Peace sat himself down on an inverted pail, covered his face with his hands, and burst into tears.
“It aint of no manner of use giving way so,” said Rawton. “It was to be. I said so the moment I set eyes upon him this ’ere morning. There wasn’t a ghost of a chance.”
“I’ve lost my best friend—my faithful companion,” murmured Peace. “Ah, Bill, but this is terrible.”
“It may be so, but there are worse misfortunes than this. Keep your pecker up, and don’t take on so. You laughed at me a few days ago when I gave you an account of Hester Teige. Now you are worse than what I was.”
“I would have given anything to have saved him.”
“So would I, but it wasn’t to be done—so it’s no manner of use talking about it; ’cause why, talking or mourning won’t bring him to life again.”
“Of course, I know that very well, but I can’t help grieving. He was my pet, was to me as faithful and docile as a dog. There never was such a faithful creature, and I have killed him. That’s what makes me so miserable—I have killed him.”
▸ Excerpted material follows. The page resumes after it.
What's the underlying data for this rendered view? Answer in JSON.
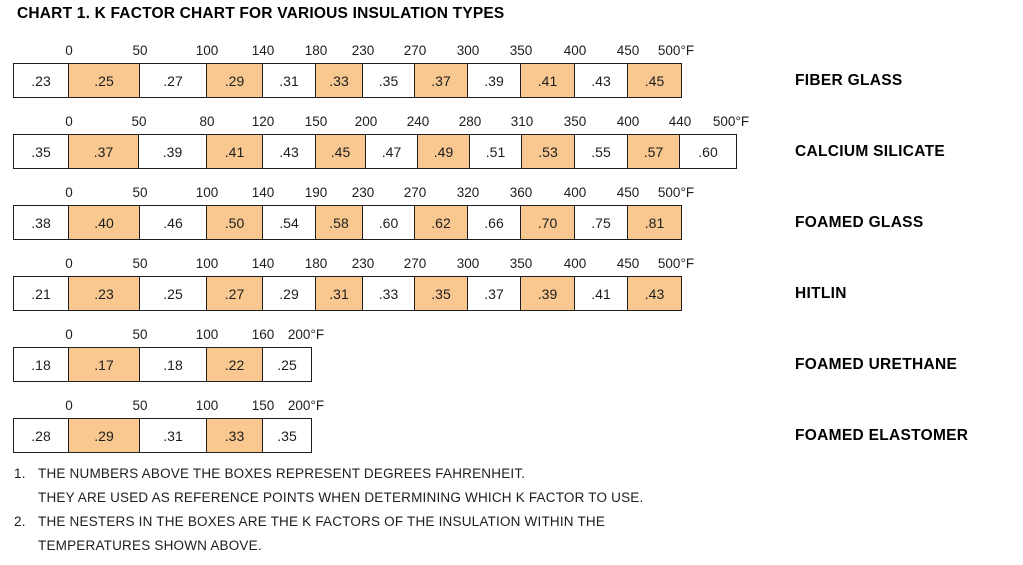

“You’ve done nothing of the sort. He was bad at the time, and it is likely enough that he would have died just the same if he had not been put out to such a killing pace. Cheer up, Charlie, it can’t be helped, there are other ponies in the world.”
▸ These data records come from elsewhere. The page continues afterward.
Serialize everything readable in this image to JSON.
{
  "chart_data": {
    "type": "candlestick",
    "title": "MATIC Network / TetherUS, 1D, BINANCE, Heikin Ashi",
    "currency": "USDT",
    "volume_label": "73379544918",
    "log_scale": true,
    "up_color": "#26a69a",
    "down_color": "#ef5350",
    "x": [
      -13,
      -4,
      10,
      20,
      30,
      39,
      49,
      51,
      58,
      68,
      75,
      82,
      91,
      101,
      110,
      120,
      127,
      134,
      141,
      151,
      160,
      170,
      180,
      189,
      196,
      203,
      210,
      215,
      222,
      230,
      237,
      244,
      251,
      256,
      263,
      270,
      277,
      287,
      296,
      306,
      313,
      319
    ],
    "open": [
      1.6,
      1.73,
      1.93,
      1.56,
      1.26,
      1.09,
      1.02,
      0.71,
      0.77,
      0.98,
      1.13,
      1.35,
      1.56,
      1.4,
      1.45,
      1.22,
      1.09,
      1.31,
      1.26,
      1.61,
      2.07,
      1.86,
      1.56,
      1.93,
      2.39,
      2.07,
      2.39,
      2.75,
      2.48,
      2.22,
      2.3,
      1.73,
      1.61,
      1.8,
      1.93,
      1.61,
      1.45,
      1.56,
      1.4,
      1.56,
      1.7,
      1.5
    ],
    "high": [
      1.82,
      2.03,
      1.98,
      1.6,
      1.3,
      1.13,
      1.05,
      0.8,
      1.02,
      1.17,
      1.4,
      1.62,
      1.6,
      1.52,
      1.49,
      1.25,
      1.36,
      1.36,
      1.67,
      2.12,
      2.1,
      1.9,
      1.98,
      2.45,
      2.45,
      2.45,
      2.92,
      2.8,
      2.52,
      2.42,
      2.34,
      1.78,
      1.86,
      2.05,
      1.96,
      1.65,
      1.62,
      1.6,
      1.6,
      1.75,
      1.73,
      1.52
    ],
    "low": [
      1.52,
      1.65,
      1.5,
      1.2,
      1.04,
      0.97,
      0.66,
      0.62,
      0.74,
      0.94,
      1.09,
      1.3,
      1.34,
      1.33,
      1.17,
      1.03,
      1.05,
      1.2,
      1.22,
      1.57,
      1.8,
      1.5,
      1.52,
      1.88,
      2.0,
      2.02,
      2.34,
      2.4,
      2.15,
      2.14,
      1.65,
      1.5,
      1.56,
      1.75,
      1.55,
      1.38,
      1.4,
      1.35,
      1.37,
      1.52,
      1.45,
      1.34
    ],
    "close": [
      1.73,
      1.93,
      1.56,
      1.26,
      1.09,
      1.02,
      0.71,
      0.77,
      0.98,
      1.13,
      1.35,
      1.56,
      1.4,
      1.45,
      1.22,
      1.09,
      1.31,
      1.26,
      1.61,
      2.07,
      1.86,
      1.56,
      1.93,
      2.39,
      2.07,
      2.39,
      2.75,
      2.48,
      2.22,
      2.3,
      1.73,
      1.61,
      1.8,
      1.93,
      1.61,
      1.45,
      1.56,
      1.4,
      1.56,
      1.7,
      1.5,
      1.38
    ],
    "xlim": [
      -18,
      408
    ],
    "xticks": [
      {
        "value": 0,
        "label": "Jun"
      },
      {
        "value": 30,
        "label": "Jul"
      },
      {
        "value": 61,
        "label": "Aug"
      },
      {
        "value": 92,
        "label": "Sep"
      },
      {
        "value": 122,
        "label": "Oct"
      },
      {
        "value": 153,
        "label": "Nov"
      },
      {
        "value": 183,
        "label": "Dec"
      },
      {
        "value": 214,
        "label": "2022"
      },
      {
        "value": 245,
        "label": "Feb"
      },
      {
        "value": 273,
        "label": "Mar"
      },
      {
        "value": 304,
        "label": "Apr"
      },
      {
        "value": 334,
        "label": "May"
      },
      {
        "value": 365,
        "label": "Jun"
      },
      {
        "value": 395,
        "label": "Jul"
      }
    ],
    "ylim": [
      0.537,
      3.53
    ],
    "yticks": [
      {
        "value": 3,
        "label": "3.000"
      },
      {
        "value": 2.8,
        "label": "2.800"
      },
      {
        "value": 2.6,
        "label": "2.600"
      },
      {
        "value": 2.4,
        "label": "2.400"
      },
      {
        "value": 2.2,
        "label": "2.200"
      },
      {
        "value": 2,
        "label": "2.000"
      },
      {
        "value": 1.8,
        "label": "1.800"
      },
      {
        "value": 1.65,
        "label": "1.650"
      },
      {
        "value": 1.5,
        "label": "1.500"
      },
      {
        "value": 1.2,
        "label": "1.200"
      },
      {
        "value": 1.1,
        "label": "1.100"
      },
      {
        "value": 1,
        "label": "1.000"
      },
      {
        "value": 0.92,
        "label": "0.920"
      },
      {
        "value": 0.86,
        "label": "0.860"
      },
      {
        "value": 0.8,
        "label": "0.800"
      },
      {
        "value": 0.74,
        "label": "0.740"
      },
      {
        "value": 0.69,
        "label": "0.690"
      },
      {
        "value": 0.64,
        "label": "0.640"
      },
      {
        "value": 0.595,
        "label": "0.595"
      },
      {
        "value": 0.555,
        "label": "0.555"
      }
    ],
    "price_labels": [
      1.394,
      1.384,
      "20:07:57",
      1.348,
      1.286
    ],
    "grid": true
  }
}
“Ah, but not like him, none like him.”
“Maybe there are, who knows?”
“Ah, who, indeed? Not I.”
Despite the exhortations of Rawton, Peace could not readily get over the poignant sorrow he felt at the loss of his pony.
This may appear strange with one of his callous temperament. But the fact remains the same, and many persons could testify to the great grief he demonstrated on this occasion.
It passed over, however, in the course of a few days, and Charles Peace was then himself again.